"Un quieto resplandor me inunda y ciega,
un deslumbrado círculo vacío,
porque a la misma luz su luz la niega."
Es fría la muerte. Da frío.
Es despellejada y paciente frente al dolor.
Es la que se atraganta gorda de sueños
y archiva metódica las tragedias.
La que apaga de golpe las velas
y achatarra lo que daba ganas de vivir.
La luz me cegó:
"tu bebé se fue."
Ese día, las doce vueltas de cordón al reloj, amablemente, enloquecieron conmigo.

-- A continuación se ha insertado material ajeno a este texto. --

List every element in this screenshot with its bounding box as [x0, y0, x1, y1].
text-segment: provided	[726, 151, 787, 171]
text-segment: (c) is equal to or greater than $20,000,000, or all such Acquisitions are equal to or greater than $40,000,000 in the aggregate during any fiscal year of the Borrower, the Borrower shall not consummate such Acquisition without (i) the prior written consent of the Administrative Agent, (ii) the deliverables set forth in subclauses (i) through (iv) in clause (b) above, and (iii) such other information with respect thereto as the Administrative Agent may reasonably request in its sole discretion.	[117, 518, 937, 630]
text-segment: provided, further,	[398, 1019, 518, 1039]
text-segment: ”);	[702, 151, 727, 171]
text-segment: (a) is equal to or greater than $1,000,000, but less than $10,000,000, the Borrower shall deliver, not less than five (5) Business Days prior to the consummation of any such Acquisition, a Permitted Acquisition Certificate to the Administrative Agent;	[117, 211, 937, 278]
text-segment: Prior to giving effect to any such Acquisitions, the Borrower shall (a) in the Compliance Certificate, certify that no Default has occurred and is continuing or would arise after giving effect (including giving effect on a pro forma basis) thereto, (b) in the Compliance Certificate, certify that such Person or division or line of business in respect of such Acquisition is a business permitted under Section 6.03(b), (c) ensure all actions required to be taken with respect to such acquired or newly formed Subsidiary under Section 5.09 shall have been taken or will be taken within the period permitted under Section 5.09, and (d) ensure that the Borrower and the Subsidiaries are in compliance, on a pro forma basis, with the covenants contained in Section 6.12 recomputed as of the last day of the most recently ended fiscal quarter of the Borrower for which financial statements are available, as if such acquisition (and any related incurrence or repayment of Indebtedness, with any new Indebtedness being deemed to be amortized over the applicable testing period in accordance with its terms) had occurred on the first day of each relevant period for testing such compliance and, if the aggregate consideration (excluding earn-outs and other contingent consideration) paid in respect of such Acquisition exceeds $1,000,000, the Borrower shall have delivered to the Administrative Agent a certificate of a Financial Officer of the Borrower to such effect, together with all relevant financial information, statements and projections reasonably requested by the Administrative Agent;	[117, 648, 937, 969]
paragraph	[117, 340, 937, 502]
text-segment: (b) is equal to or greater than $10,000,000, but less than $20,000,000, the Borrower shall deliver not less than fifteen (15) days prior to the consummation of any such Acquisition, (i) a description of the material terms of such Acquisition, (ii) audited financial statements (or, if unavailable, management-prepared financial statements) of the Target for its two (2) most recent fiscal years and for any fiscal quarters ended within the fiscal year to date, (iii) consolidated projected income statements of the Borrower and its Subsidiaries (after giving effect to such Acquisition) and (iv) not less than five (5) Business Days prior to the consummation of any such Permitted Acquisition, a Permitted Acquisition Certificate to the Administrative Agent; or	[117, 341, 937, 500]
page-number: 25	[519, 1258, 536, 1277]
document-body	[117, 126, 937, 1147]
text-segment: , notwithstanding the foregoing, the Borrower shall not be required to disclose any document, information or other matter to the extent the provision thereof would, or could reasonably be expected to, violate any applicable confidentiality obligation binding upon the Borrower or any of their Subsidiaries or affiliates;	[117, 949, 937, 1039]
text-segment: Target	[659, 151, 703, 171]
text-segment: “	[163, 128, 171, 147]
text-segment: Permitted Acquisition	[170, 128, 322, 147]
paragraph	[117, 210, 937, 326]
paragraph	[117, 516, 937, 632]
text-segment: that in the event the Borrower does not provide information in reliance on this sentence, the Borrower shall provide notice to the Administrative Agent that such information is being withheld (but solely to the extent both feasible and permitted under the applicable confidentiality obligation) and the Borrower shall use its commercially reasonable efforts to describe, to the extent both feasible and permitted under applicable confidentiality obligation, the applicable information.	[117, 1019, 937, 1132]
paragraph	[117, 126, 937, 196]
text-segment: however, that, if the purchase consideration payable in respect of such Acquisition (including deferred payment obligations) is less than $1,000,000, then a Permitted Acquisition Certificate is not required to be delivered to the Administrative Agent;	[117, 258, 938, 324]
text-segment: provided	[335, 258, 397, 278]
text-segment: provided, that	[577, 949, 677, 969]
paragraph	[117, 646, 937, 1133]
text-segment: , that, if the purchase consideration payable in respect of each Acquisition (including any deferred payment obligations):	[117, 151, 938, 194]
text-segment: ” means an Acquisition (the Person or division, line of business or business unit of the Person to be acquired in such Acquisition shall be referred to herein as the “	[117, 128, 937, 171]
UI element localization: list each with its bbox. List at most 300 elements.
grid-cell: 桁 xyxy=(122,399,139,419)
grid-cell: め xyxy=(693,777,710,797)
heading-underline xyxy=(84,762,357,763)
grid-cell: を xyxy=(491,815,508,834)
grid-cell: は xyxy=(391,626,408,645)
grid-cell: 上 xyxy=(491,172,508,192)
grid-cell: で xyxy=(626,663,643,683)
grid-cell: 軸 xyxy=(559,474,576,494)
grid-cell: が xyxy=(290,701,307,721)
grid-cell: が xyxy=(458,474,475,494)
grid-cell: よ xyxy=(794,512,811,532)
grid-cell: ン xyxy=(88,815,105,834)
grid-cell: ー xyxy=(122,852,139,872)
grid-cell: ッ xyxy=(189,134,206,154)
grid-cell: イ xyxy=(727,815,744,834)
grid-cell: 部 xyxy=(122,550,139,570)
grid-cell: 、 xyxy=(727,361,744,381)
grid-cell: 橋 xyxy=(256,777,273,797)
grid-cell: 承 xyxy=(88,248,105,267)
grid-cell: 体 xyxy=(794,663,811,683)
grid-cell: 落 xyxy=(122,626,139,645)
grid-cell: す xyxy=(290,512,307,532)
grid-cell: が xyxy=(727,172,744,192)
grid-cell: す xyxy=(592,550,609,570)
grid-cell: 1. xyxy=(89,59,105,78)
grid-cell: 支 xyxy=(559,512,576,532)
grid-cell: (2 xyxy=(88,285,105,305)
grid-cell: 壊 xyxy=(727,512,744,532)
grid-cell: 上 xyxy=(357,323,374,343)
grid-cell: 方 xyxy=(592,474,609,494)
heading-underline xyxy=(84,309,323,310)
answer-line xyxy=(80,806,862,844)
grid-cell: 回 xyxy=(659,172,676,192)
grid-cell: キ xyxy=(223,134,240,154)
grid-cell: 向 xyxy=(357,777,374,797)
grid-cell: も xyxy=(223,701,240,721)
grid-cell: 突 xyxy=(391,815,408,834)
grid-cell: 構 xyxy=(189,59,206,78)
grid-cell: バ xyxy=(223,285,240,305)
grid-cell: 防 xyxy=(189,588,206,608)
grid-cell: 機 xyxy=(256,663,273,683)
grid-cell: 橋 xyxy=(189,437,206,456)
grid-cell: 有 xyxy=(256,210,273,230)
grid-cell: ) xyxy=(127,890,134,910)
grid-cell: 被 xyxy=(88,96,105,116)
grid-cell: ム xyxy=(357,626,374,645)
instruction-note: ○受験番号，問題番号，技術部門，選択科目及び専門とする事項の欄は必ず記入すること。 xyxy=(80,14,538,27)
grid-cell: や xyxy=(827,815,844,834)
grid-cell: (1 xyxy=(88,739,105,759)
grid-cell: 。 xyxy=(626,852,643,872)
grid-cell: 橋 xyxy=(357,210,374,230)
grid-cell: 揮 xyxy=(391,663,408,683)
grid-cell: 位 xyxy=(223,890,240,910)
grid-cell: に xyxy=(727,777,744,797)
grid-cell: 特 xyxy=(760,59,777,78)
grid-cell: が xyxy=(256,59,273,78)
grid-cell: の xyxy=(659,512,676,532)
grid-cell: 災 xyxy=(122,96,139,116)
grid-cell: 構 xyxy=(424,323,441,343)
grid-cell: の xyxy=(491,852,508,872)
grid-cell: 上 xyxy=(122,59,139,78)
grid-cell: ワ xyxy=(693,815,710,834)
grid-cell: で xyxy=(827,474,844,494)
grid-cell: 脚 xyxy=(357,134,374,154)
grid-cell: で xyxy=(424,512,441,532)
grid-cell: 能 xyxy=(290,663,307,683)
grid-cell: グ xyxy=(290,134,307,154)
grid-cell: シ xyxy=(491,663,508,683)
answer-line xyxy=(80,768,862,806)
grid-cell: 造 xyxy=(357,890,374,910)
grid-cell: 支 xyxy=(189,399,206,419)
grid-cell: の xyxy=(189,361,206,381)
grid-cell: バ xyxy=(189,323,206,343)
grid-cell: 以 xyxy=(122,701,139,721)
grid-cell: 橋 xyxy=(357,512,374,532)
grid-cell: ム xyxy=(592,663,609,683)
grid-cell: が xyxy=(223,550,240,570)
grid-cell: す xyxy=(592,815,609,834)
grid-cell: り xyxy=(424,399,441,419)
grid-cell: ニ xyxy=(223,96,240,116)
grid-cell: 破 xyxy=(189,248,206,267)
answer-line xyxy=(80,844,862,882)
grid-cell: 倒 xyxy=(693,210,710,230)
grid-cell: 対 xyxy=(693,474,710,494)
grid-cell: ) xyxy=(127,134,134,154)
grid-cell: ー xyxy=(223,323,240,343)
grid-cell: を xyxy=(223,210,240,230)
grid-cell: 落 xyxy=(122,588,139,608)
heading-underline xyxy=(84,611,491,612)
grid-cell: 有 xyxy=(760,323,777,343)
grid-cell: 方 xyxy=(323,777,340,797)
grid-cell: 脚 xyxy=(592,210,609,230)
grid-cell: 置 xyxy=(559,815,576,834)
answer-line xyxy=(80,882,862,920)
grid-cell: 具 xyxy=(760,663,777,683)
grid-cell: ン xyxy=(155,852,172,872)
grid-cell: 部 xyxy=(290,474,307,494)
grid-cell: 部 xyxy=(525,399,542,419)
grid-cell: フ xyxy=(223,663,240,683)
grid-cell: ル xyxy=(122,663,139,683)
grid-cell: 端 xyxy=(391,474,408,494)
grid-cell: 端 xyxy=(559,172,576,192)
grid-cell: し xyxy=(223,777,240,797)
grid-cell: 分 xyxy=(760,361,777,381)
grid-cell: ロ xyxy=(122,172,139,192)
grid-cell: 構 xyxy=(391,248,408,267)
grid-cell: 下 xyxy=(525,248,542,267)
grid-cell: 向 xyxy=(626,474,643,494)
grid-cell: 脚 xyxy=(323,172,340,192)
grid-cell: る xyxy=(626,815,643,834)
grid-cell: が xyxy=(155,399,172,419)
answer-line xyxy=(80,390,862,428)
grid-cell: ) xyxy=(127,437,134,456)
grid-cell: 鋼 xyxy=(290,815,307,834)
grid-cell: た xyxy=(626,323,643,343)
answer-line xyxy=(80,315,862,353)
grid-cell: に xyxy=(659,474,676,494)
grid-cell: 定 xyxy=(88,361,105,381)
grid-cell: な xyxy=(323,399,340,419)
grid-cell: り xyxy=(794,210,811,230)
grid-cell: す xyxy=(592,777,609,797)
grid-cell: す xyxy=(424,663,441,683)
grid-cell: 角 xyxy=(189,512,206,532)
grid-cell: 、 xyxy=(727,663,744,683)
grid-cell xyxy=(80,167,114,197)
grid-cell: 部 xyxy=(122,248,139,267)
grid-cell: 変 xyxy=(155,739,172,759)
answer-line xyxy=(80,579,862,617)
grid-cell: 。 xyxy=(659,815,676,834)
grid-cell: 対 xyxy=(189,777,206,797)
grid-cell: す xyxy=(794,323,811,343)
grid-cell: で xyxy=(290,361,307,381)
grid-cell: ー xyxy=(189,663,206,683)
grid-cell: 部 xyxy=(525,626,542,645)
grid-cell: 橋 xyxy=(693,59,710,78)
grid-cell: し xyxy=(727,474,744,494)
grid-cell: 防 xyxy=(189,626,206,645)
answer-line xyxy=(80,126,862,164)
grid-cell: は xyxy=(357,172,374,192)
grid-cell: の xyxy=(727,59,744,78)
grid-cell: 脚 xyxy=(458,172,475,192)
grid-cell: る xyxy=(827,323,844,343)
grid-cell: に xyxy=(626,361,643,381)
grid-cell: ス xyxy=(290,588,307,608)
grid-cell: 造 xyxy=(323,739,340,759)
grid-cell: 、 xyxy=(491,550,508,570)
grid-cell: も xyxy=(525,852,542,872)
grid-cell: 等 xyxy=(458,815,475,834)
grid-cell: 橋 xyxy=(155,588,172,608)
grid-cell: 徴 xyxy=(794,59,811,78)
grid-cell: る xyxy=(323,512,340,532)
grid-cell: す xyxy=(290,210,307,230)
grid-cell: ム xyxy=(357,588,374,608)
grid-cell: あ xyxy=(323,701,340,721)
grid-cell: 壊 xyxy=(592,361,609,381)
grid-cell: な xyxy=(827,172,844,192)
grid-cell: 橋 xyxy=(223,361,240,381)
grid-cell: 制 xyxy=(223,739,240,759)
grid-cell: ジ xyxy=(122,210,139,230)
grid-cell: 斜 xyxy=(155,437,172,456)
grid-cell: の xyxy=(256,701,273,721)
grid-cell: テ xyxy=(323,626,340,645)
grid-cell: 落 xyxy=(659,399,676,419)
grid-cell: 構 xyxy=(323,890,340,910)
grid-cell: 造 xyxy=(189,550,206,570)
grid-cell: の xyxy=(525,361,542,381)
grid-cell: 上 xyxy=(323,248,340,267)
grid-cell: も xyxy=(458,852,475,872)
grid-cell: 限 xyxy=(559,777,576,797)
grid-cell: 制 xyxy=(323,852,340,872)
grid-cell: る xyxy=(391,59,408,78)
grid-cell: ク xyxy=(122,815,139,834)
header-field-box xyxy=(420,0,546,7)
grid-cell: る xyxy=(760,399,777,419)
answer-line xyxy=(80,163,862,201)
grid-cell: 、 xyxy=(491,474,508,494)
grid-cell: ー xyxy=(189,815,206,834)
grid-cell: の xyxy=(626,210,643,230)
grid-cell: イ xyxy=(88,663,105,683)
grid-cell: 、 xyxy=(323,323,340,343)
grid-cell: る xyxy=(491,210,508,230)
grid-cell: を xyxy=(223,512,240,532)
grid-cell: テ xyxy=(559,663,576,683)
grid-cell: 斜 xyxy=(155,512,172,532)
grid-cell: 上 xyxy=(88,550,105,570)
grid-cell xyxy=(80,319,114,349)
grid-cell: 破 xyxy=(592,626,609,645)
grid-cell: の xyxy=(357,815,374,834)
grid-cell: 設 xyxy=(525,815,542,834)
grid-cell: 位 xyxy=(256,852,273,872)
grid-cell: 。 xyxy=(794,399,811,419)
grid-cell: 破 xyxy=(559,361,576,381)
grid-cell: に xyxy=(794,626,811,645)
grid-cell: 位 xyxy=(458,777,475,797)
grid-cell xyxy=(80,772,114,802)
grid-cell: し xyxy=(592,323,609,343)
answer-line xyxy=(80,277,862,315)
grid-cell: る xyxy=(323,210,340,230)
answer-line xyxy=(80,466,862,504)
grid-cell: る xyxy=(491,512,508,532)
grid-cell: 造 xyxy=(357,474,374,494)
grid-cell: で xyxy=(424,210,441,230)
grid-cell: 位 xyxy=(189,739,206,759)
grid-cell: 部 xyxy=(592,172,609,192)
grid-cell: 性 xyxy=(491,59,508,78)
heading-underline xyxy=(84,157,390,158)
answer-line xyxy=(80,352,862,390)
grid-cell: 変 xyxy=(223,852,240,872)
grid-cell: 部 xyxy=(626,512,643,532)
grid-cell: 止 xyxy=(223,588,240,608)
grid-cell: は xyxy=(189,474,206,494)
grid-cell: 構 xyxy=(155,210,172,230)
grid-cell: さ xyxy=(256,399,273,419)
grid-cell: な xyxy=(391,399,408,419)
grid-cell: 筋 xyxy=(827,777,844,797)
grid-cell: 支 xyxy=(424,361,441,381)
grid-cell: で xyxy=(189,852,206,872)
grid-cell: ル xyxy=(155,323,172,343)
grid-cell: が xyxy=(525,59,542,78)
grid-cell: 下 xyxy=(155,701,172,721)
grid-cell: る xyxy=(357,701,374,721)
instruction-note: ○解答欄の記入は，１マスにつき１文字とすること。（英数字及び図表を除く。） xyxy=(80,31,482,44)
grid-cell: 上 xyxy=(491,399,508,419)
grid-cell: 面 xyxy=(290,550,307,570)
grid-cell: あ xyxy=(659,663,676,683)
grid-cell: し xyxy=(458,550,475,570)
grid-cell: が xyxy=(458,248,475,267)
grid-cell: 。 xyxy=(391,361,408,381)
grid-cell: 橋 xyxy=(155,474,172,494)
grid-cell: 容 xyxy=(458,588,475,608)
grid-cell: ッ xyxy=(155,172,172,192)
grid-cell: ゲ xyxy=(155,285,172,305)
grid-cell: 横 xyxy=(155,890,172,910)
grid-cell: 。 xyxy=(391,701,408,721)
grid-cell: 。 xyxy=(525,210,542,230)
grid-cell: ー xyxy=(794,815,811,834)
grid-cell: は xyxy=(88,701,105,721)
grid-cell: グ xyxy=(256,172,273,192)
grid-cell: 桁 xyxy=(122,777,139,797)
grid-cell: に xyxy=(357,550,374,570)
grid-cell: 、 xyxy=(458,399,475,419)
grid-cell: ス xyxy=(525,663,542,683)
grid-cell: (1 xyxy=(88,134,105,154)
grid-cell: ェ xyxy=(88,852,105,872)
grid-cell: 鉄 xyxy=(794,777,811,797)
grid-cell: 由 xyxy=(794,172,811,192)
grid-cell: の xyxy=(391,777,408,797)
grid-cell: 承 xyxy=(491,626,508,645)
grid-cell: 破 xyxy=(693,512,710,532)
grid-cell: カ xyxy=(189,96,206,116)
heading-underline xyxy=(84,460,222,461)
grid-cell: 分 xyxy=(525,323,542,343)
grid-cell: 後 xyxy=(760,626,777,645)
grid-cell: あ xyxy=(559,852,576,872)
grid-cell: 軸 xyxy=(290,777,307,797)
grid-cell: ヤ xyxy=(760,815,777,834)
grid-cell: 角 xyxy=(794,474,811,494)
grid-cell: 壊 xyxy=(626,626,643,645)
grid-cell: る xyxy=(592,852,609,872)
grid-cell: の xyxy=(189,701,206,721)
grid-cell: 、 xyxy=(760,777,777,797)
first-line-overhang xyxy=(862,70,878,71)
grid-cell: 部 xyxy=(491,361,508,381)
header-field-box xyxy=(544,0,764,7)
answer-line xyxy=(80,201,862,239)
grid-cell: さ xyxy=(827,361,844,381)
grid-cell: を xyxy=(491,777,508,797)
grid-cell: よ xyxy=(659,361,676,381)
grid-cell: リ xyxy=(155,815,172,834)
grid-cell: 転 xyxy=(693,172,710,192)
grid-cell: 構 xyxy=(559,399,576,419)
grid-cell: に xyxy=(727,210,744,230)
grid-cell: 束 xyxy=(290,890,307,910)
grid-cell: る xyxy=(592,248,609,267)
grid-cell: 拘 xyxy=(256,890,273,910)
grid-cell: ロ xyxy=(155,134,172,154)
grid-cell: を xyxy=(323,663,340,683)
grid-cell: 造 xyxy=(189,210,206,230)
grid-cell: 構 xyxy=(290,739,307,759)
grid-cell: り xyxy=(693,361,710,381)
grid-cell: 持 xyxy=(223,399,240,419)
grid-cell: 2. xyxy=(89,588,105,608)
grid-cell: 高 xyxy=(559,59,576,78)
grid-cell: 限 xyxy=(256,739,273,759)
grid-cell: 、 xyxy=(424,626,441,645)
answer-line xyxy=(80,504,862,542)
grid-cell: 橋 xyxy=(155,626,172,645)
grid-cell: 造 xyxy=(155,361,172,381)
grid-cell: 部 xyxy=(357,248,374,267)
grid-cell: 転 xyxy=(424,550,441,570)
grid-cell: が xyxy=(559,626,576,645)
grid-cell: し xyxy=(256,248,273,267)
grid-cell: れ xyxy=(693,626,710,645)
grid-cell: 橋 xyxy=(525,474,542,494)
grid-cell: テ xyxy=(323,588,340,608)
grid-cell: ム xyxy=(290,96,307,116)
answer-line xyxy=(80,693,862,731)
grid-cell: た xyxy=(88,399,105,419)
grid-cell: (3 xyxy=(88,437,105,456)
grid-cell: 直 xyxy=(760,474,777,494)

La fuerza del dolor arreó mi mandíbula
desde el arrebato que le ruge siempre a lo incomprensible, hasta el cansancio de tripas que hace sudar al silencio.
El miedo también tembló conmigo
y nos restregamos juntos contra las sábanas.
Al verlo solapado a mis caderas,
supe que él no sabría cuidarme.
Y me entregué al dolor tal como era.
Los dientes chasquearon durante media vida de hora:
Una dama triturante se acercó.
Estaba vestida de piel de lagarto en vela. Ella buceó en mis ilusiones de madre y sacó de su bolsillo un embrión alejado de todo.
En la mano blanca la roja tormenta, la distancia de no saber nada nada de quien hubiera sido mi hijo, de no poder verle y besarle los ojos, de no poder abrazarlo, arrullarlo.
Vi que mi sangre acunó su muerte.
Y ahí volcó mi historia.
Lloré como una niña.
Sabe usted... le digo, ese día el cielo dejó ver su silencio en el mismo momento en que la cama blanca, cama cómplice que sangraba almada conmigo, me desamparó...
y fue ocupada por la mujer que seguía.
Ahora el vientre no late.
En estos días el amanecer no se escucha.
Hay momentos en los que me vuelvo un gris de nada y de nadies, un atornillamiento a la vida estúpido, desganado y ensordecedor, que no habla ya de pechos, de amor, de arrullos y que se traga la ilusión de amar del mismo modo que el tiempo apaga la vitalidad de un viejo moribundo.